Scientists say poverty-induced changes to a child's brain can negatively impact emotional and psychological health, both now and later.

By Brooks Hays

ST. LOUIS, July 20 (UPI) -- The most long-lasting scars of childhood poverty may not be visible to the naked eye. New research suggests they are buried deep in the brain tissue of a child.

A shameful 22 percent of children in the United States are living in poverty. The stresses of growing up in family that can't afford regular meals, shelter, healthcare and education can have long-lasting effects on a child's brain development.


Scientists say these changes, or scars, can negatively impact emotional and psychological health, both now and later. In addition to struggling in the classroom and on standardized tests, children living in poverty are more likely to struggle with anxiety and depression as they get older.

Researchers at the University of Wisconsin and Washington University in St. Louis looked at socioeconomic, health and academic performance data for thousands of kids and analyzed the most recent scientific literature on the subject to compose one of the most comprehensive surveys on childhood poverty and the developing brain.

"Our research has shown that the effects of poverty on the developing brain, particularly in the hippocampus, are strongly influenced by parenting and life stresses experienced by the children," child psychiatrist Joan L. Luby, director of Washington University's Early Emotional Development Program, said in a press release.


Luby penned an editorial describing the importance of the new research in JAMA Pediatrics. Luby and her colleagues found strong correlations between poverty, low academic performance, and delays in the development of the brain's frontal and temporal lobes.

The silver lining is that the same plasticity that makes a child's brain vulnerable to the stresses of poverty, also makes the brain adaptable, salvageable. The researchers found that a nurturing parent can have measurable mitigating effects on a child's brain development.

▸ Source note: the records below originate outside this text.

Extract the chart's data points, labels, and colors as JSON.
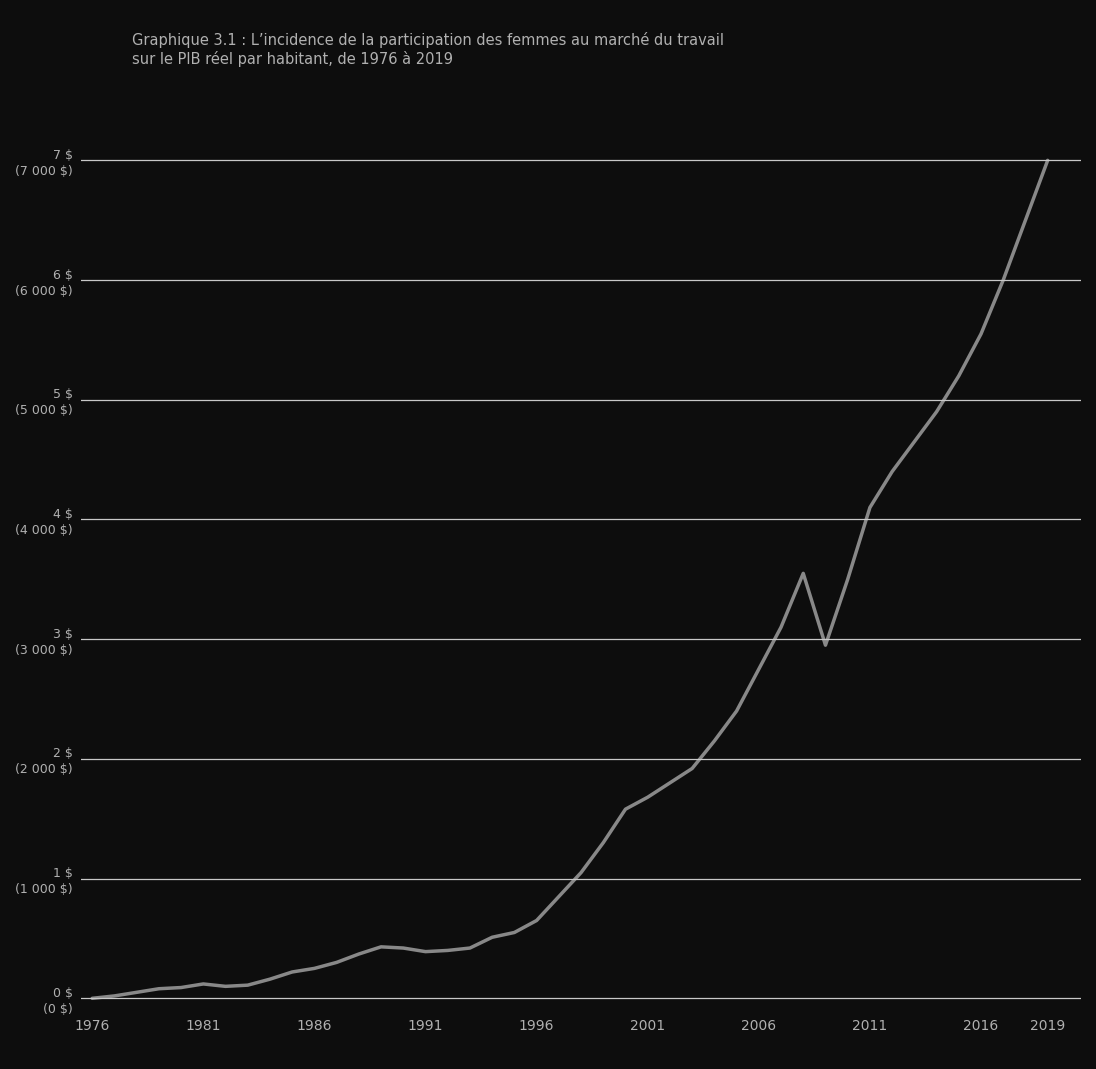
{
  "title_line1": "Graphique 3.1 : L’incidence de la participation des femmes au marché du travail",
  "title_line2": "sur le PIB réel par habitant, de 1976 à 2019",
  "background_color": "#0d0d0d",
  "text_color": "#b0b0b0",
  "grid_color": "#c8c8c8",
  "line_color": "#888888",
  "years": [
    1976,
    1977,
    1978,
    1979,
    1980,
    1981,
    1982,
    1983,
    1984,
    1985,
    1986,
    1987,
    1988,
    1989,
    1990,
    1991,
    1992,
    1993,
    1994,
    1995,
    1996,
    1997,
    1998,
    1999,
    2000,
    2001,
    2002,
    2003,
    2004,
    2005,
    2006,
    2007,
    2008,
    2009,
    2010,
    2011,
    2012,
    2013,
    2014,
    2015,
    2016,
    2017,
    2018,
    2019
  ],
  "values": [
    0,
    0.02,
    0.05,
    0.08,
    0.09,
    0.12,
    0.1,
    0.11,
    0.16,
    0.22,
    0.25,
    0.3,
    0.37,
    0.43,
    0.42,
    0.39,
    0.4,
    0.42,
    0.51,
    0.55,
    0.65,
    0.85,
    1.05,
    1.3,
    1.58,
    1.68,
    1.8,
    1.92,
    2.15,
    2.4,
    2.75,
    3.1,
    3.55,
    2.95,
    3.5,
    4.1,
    4.4,
    4.65,
    4.9,
    5.2,
    5.55,
    6.0,
    6.5,
    7.0
  ],
  "yticks": [
    0,
    1,
    2,
    3,
    4,
    5,
    6,
    7
  ],
  "ytick_labels_left": [
    "0 $\n(0 $)",
    "1 $\n(1 000 $)",
    "2 $\n(2 000 $)",
    "3 $\n(3 000 $)",
    "4 $\n(4 000 $)",
    "5 $\n(5 000 $)",
    "6 $\n(6 000 $)",
    "7 $\n(7 000 $)"
  ],
  "xtick_labels": [
    "1976",
    "1981",
    "1986",
    "1991",
    "1996",
    "2001",
    "2006",
    "2011",
    "2016",
    "2019"
  ],
  "xtick_years": [
    1976,
    1981,
    1986,
    1991,
    1996,
    2001,
    2006,
    2011,
    2016,
    2019
  ],
  "ylim": [
    -0.1,
    7.5
  ],
  "xlim": [
    1975.5,
    2020.5
  ],
  "line_width": 2.5
}
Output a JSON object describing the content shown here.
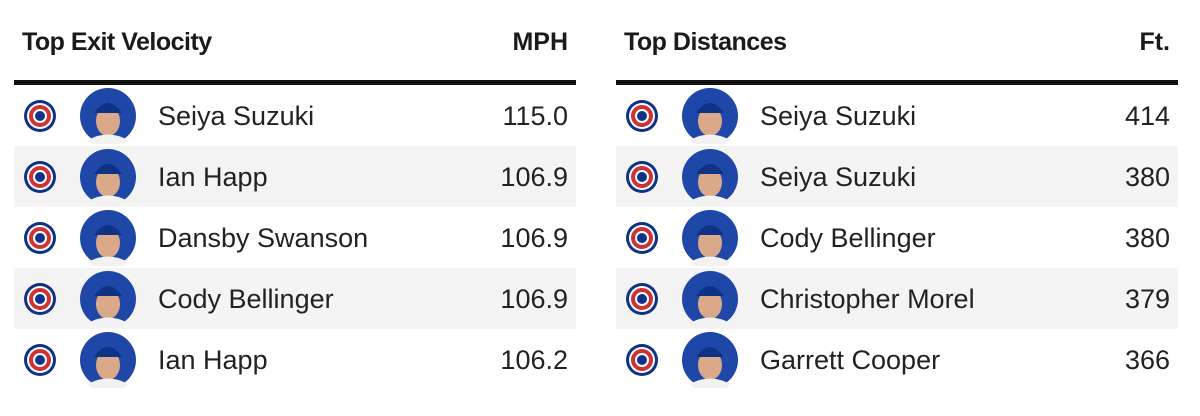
{
  "tables": [
    {
      "title": "Top Exit Velocity",
      "unit": "MPH",
      "rows": [
        [
          "Seiya Suzuki",
          "115.0"
        ],
        [
          "Ian Happ",
          "106.9"
        ],
        [
          "Dansby Swanson",
          "106.9"
        ],
        [
          "Cody Bellinger",
          "106.9"
        ],
        [
          "Ian Happ",
          "106.2"
        ]
      ]
    },
    {
      "title": "Top Distances",
      "unit": "Ft.",
      "rows": [
        [
          "Seiya Suzuki",
          "414"
        ],
        [
          "Seiya Suzuki",
          "380"
        ],
        [
          "Cody Bellinger",
          "380"
        ],
        [
          "Christopher Morel",
          "379"
        ],
        [
          "Garrett Cooper",
          "366"
        ]
      ]
    }
  ]
}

"Early childhood interventions to support a nurturing environment for these children must now become our top public health priority for the good of all," Lubry wrote in the editorial.

"In developmental science and medicine, it is not often that the cause and solution of a public health problem become so clearly elucidated," she continued. "It is even less common that feasible and cost-effective solutions to such problems are discovered and within reach."